BARCELONA—Teriflunomide significantly slows brain-volume loss, compared with placebo, over two years in people with relapsing-remitting multiple sclerosis (MS), according to new data presented at the 31st Congress of the European Committee for Treatment and Research in Multiple Sclerosis (ECTRIMS). In this analysis, researchers examined MRI data from the TEMSO study using Structural Image Evaluation Using Normalization of Atrophy (SIENA).

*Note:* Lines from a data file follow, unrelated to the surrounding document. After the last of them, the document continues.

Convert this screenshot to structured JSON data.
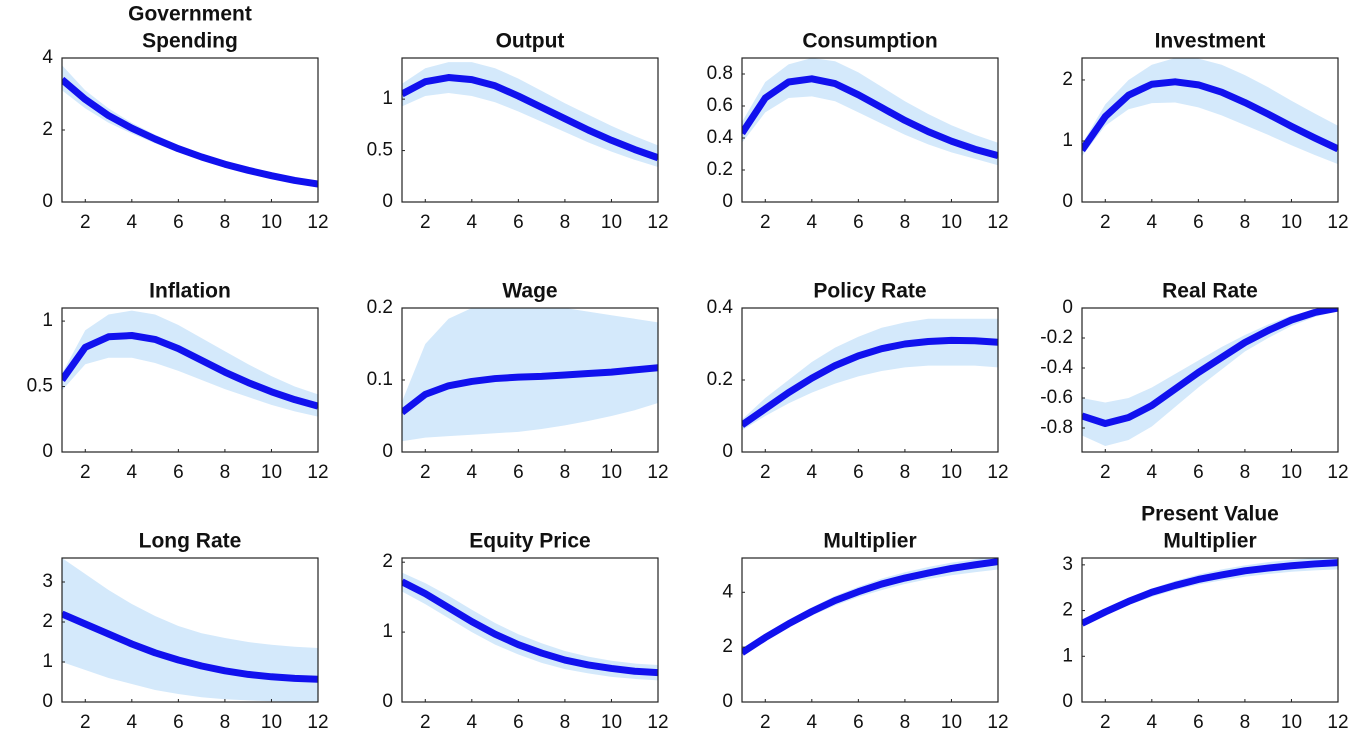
{
  "chart_data": [
    {
      "type": "line",
      "title": [
        "Government",
        "Spending"
      ],
      "x": [
        1,
        2,
        3,
        4,
        5,
        6,
        7,
        8,
        9,
        10,
        11,
        12
      ],
      "xlim": [
        1,
        12
      ],
      "xticks": [
        2,
        4,
        6,
        8,
        10,
        12
      ],
      "ylim": [
        0,
        4
      ],
      "yticks": [
        0,
        2,
        4
      ],
      "color": "#1111ee",
      "band_color": "#d4e9fb",
      "values": [
        3.4,
        2.85,
        2.4,
        2.05,
        1.75,
        1.48,
        1.25,
        1.05,
        0.88,
        0.73,
        0.6,
        0.5
      ],
      "band": {
        "upper": [
          3.8,
          3.1,
          2.6,
          2.2,
          1.87,
          1.58,
          1.33,
          1.12,
          0.94,
          0.79,
          0.66,
          0.55
        ],
        "lower": [
          3.1,
          2.6,
          2.2,
          1.9,
          1.63,
          1.38,
          1.17,
          0.98,
          0.82,
          0.68,
          0.55,
          0.45
        ]
      }
    },
    {
      "type": "line",
      "title": [
        "Output"
      ],
      "x": [
        1,
        2,
        3,
        4,
        5,
        6,
        7,
        8,
        9,
        10,
        11,
        12
      ],
      "xlim": [
        1,
        12
      ],
      "xticks": [
        2,
        4,
        6,
        8,
        10,
        12
      ],
      "ylim": [
        0,
        1.4
      ],
      "yticks": [
        0,
        0.5,
        1
      ],
      "color": "#1111ee",
      "band_color": "#d4e9fb",
      "values": [
        1.05,
        1.17,
        1.21,
        1.19,
        1.13,
        1.03,
        0.92,
        0.81,
        0.7,
        0.6,
        0.51,
        0.43
      ],
      "band": {
        "upper": [
          1.15,
          1.3,
          1.36,
          1.36,
          1.3,
          1.2,
          1.08,
          0.96,
          0.85,
          0.74,
          0.64,
          0.55
        ],
        "lower": [
          0.93,
          1.03,
          1.06,
          1.03,
          0.97,
          0.88,
          0.78,
          0.68,
          0.58,
          0.49,
          0.41,
          0.34
        ]
      }
    },
    {
      "type": "line",
      "title": [
        "Consumption"
      ],
      "x": [
        1,
        2,
        3,
        4,
        5,
        6,
        7,
        8,
        9,
        10,
        11,
        12
      ],
      "xlim": [
        1,
        12
      ],
      "xticks": [
        2,
        4,
        6,
        8,
        10,
        12
      ],
      "ylim": [
        0,
        0.9
      ],
      "yticks": [
        0,
        0.2,
        0.4,
        0.6,
        0.8
      ],
      "color": "#1111ee",
      "band_color": "#d4e9fb",
      "values": [
        0.43,
        0.65,
        0.75,
        0.77,
        0.74,
        0.67,
        0.59,
        0.51,
        0.44,
        0.38,
        0.33,
        0.29
      ],
      "band": {
        "upper": [
          0.5,
          0.75,
          0.86,
          0.9,
          0.88,
          0.81,
          0.72,
          0.63,
          0.55,
          0.48,
          0.42,
          0.37
        ],
        "lower": [
          0.37,
          0.56,
          0.65,
          0.66,
          0.63,
          0.56,
          0.49,
          0.42,
          0.36,
          0.31,
          0.27,
          0.23
        ]
      }
    },
    {
      "type": "line",
      "title": [
        "Investment"
      ],
      "x": [
        1,
        2,
        3,
        4,
        5,
        6,
        7,
        8,
        9,
        10,
        11,
        12
      ],
      "xlim": [
        1,
        12
      ],
      "xticks": [
        2,
        4,
        6,
        8,
        10,
        12
      ],
      "ylim": [
        0,
        2.36
      ],
      "yticks": [
        0,
        1,
        2
      ],
      "color": "#1111ee",
      "band_color": "#d4e9fb",
      "values": [
        0.85,
        1.4,
        1.75,
        1.93,
        1.97,
        1.92,
        1.8,
        1.63,
        1.44,
        1.24,
        1.05,
        0.87
      ],
      "band": {
        "upper": [
          0.95,
          1.6,
          2.0,
          2.25,
          2.36,
          2.35,
          2.25,
          2.08,
          1.88,
          1.66,
          1.45,
          1.25
        ],
        "lower": [
          0.75,
          1.25,
          1.52,
          1.62,
          1.63,
          1.55,
          1.42,
          1.26,
          1.1,
          0.93,
          0.77,
          0.62
        ]
      }
    },
    {
      "type": "line",
      "title": [
        "Inflation"
      ],
      "x": [
        1,
        2,
        3,
        4,
        5,
        6,
        7,
        8,
        9,
        10,
        11,
        12
      ],
      "xlim": [
        1,
        12
      ],
      "xticks": [
        2,
        4,
        6,
        8,
        10,
        12
      ],
      "ylim": [
        0,
        1.1
      ],
      "yticks": [
        0,
        0.5,
        1
      ],
      "color": "#1111ee",
      "band_color": "#d4e9fb",
      "values": [
        0.55,
        0.8,
        0.88,
        0.89,
        0.86,
        0.79,
        0.7,
        0.61,
        0.53,
        0.46,
        0.4,
        0.35
      ],
      "band": {
        "upper": [
          0.6,
          0.93,
          1.05,
          1.08,
          1.05,
          0.97,
          0.87,
          0.77,
          0.67,
          0.58,
          0.5,
          0.44
        ],
        "lower": [
          0.47,
          0.67,
          0.72,
          0.72,
          0.68,
          0.62,
          0.55,
          0.48,
          0.42,
          0.36,
          0.31,
          0.27
        ]
      }
    },
    {
      "type": "line",
      "title": [
        "Wage"
      ],
      "x": [
        1,
        2,
        3,
        4,
        5,
        6,
        7,
        8,
        9,
        10,
        11,
        12
      ],
      "xlim": [
        1,
        12
      ],
      "xticks": [
        2,
        4,
        6,
        8,
        10,
        12
      ],
      "ylim": [
        0,
        0.2
      ],
      "yticks": [
        0,
        0.1,
        0.2
      ],
      "color": "#1111ee",
      "band_color": "#d4e9fb",
      "values": [
        0.055,
        0.08,
        0.092,
        0.098,
        0.102,
        0.104,
        0.105,
        0.107,
        0.109,
        0.111,
        0.114,
        0.117
      ],
      "band": {
        "upper": [
          0.07,
          0.15,
          0.185,
          0.2,
          0.21,
          0.21,
          0.205,
          0.2,
          0.195,
          0.19,
          0.185,
          0.18
        ],
        "lower": [
          0.015,
          0.02,
          0.022,
          0.024,
          0.026,
          0.028,
          0.032,
          0.037,
          0.043,
          0.05,
          0.058,
          0.068
        ]
      }
    },
    {
      "type": "line",
      "title": [
        "Policy Rate"
      ],
      "x": [
        1,
        2,
        3,
        4,
        5,
        6,
        7,
        8,
        9,
        10,
        11,
        12
      ],
      "xlim": [
        1,
        12
      ],
      "xticks": [
        2,
        4,
        6,
        8,
        10,
        12
      ],
      "ylim": [
        0,
        0.4
      ],
      "yticks": [
        0,
        0.2,
        0.4
      ],
      "color": "#1111ee",
      "band_color": "#d4e9fb",
      "values": [
        0.075,
        0.12,
        0.165,
        0.205,
        0.24,
        0.267,
        0.287,
        0.3,
        0.307,
        0.31,
        0.309,
        0.305
      ],
      "band": {
        "upper": [
          0.09,
          0.15,
          0.2,
          0.25,
          0.29,
          0.32,
          0.345,
          0.36,
          0.37,
          0.37,
          0.37,
          0.37
        ],
        "lower": [
          0.06,
          0.1,
          0.135,
          0.165,
          0.19,
          0.21,
          0.225,
          0.235,
          0.24,
          0.24,
          0.24,
          0.235
        ]
      }
    },
    {
      "type": "line",
      "title": [
        "Real Rate"
      ],
      "x": [
        1,
        2,
        3,
        4,
        5,
        6,
        7,
        8,
        9,
        10,
        11,
        12
      ],
      "xlim": [
        1,
        12
      ],
      "xticks": [
        2,
        4,
        6,
        8,
        10,
        12
      ],
      "ylim": [
        -0.96,
        0
      ],
      "yticks": [
        -0.8,
        -0.6,
        -0.4,
        -0.2,
        0
      ],
      "color": "#1111ee",
      "band_color": "#d4e9fb",
      "values": [
        -0.72,
        -0.77,
        -0.73,
        -0.65,
        -0.54,
        -0.43,
        -0.33,
        -0.23,
        -0.15,
        -0.08,
        -0.03,
        0
      ],
      "band": {
        "upper": [
          -0.6,
          -0.63,
          -0.6,
          -0.53,
          -0.44,
          -0.35,
          -0.26,
          -0.18,
          -0.11,
          -0.05,
          -0.01,
          0.01
        ],
        "lower": [
          -0.85,
          -0.92,
          -0.88,
          -0.79,
          -0.66,
          -0.53,
          -0.41,
          -0.29,
          -0.2,
          -0.12,
          -0.06,
          -0.02
        ]
      }
    },
    {
      "type": "line",
      "title": [
        "Long Rate"
      ],
      "x": [
        1,
        2,
        3,
        4,
        5,
        6,
        7,
        8,
        9,
        10,
        11,
        12
      ],
      "xlim": [
        1,
        12
      ],
      "xticks": [
        2,
        4,
        6,
        8,
        10,
        12
      ],
      "ylim": [
        0,
        3.6
      ],
      "yticks": [
        0,
        1,
        2,
        3
      ],
      "color": "#1111ee",
      "band_color": "#d4e9fb",
      "values": [
        2.2,
        1.95,
        1.7,
        1.45,
        1.23,
        1.05,
        0.9,
        0.78,
        0.69,
        0.63,
        0.59,
        0.57
      ],
      "band": {
        "upper": [
          3.6,
          3.2,
          2.8,
          2.45,
          2.15,
          1.9,
          1.72,
          1.6,
          1.5,
          1.43,
          1.38,
          1.35
        ],
        "lower": [
          1.0,
          0.8,
          0.6,
          0.45,
          0.3,
          0.2,
          0.12,
          0.07,
          0.04,
          0.02,
          0.01,
          0.0
        ]
      }
    },
    {
      "type": "line",
      "title": [
        "Equity Price"
      ],
      "x": [
        1,
        2,
        3,
        4,
        5,
        6,
        7,
        8,
        9,
        10,
        11,
        12
      ],
      "xlim": [
        1,
        12
      ],
      "xticks": [
        2,
        4,
        6,
        8,
        10,
        12
      ],
      "ylim": [
        0,
        2.06
      ],
      "yticks": [
        0,
        1,
        2
      ],
      "color": "#1111ee",
      "band_color": "#d4e9fb",
      "values": [
        1.72,
        1.55,
        1.35,
        1.15,
        0.97,
        0.82,
        0.7,
        0.6,
        0.53,
        0.48,
        0.44,
        0.42
      ],
      "band": {
        "upper": [
          1.85,
          1.7,
          1.52,
          1.32,
          1.13,
          0.97,
          0.84,
          0.73,
          0.65,
          0.59,
          0.55,
          0.53
        ],
        "lower": [
          1.58,
          1.4,
          1.2,
          1.0,
          0.82,
          0.68,
          0.56,
          0.47,
          0.41,
          0.36,
          0.33,
          0.31
        ]
      }
    },
    {
      "type": "line",
      "title": [
        "Multiplier"
      ],
      "x": [
        1,
        2,
        3,
        4,
        5,
        6,
        7,
        8,
        9,
        10,
        11,
        12
      ],
      "xlim": [
        1,
        12
      ],
      "xticks": [
        2,
        4,
        6,
        8,
        10,
        12
      ],
      "ylim": [
        0,
        5.25
      ],
      "yticks": [
        0,
        2,
        4
      ],
      "color": "#1111ee",
      "band_color": "#d4e9fb",
      "values": [
        1.8,
        2.35,
        2.85,
        3.3,
        3.7,
        4.02,
        4.3,
        4.52,
        4.7,
        4.87,
        5.0,
        5.12
      ],
      "band": {
        "upper": [
          1.85,
          2.45,
          2.98,
          3.45,
          3.87,
          4.2,
          4.5,
          4.73,
          4.92,
          5.08,
          5.2,
          5.3
        ],
        "lower": [
          1.75,
          2.28,
          2.74,
          3.15,
          3.52,
          3.83,
          4.08,
          4.3,
          4.48,
          4.62,
          4.73,
          4.83
        ]
      }
    },
    {
      "type": "line",
      "title": [
        "Present Value",
        "Multiplier"
      ],
      "x": [
        1,
        2,
        3,
        4,
        5,
        6,
        7,
        8,
        9,
        10,
        11,
        12
      ],
      "xlim": [
        1,
        12
      ],
      "xticks": [
        2,
        4,
        6,
        8,
        10,
        12
      ],
      "ylim": [
        0,
        3.15
      ],
      "yticks": [
        0,
        1,
        2,
        3
      ],
      "color": "#1111ee",
      "band_color": "#d4e9fb",
      "values": [
        1.72,
        1.97,
        2.2,
        2.4,
        2.55,
        2.68,
        2.78,
        2.87,
        2.93,
        2.98,
        3.02,
        3.05
      ],
      "band": {
        "upper": [
          1.75,
          2.02,
          2.27,
          2.48,
          2.65,
          2.79,
          2.9,
          2.99,
          3.06,
          3.11,
          3.15,
          3.18
        ],
        "lower": [
          1.68,
          1.92,
          2.12,
          2.3,
          2.45,
          2.57,
          2.66,
          2.74,
          2.8,
          2.85,
          2.88,
          2.9
        ]
      }
    }
  ]
}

In the phase III TEMSO study, 1,088 participants with relapsing-remitting MS between ages 18 and 55 were randomly assigned to daily oral doses of placebo, 7 mg of teriflunomide, or 14 mg of teriflunomide for 108 weeks. The treatment arms were approximately equal in size, and randomization was stratified according to the baseline Expanded Disability Status Scale score and according to trial site, with a block size of six. Researchers regularly assessed the patients’ change in brain volume from baseline. The study’s primary end point was the annualized relapse rate, and the key secondary end point was confirmed progression of disability for at least 12 weeks. A total of 796 patients completed the study, with similar proportions of patients in the three study groups.
By month 12, median reduction from baseline in brain volume was 0.39%, 0.40%, and 0.61% for patients receiving 14 mg of teriflunomide, 7 mg of teriflunomide, and placebo, respectively. This change was lower for both teriflunomide groups, compared with placebo. For patients receiving 14 mg of teriflunomide, the change in volume was 36.9% lower than that for placebo. For patients receiving 7 mg of teriflunomide, the change in volume was 34.4% lower than that for placebo.
The significant difference in reduction of brain atrophy for teriflunomide versus placebo was maintained at month 24. Median reduction in brain volume from baseline was 0.90%, 0.94%, and 1.29% for 14 mg of teriflunomide, 7 mg of teriflunomide, and placebo, respectively. This change was lower for both teriflunomide groups versus placebo. For patients receiving 14 mg of teriflunomide, the change was 30.6% lower than that for placebo. For patients receiving 7 mg of teriflunomide, the change was 27.6% lower than that for placebo. In the MS clinical studies of teriflunomide, including TEMSO, the incidence of serious adverse events was similar between patients who received teriflunomide and those treated with placebo.
“Control or prevention of brain atrophy is an important target for MS treatment,” said Ludwig Kappos, MD, Chair of Neurology at University Hospital Basel in Switzerland. “These data help provide further insight into teriflunomide’s potential effects.”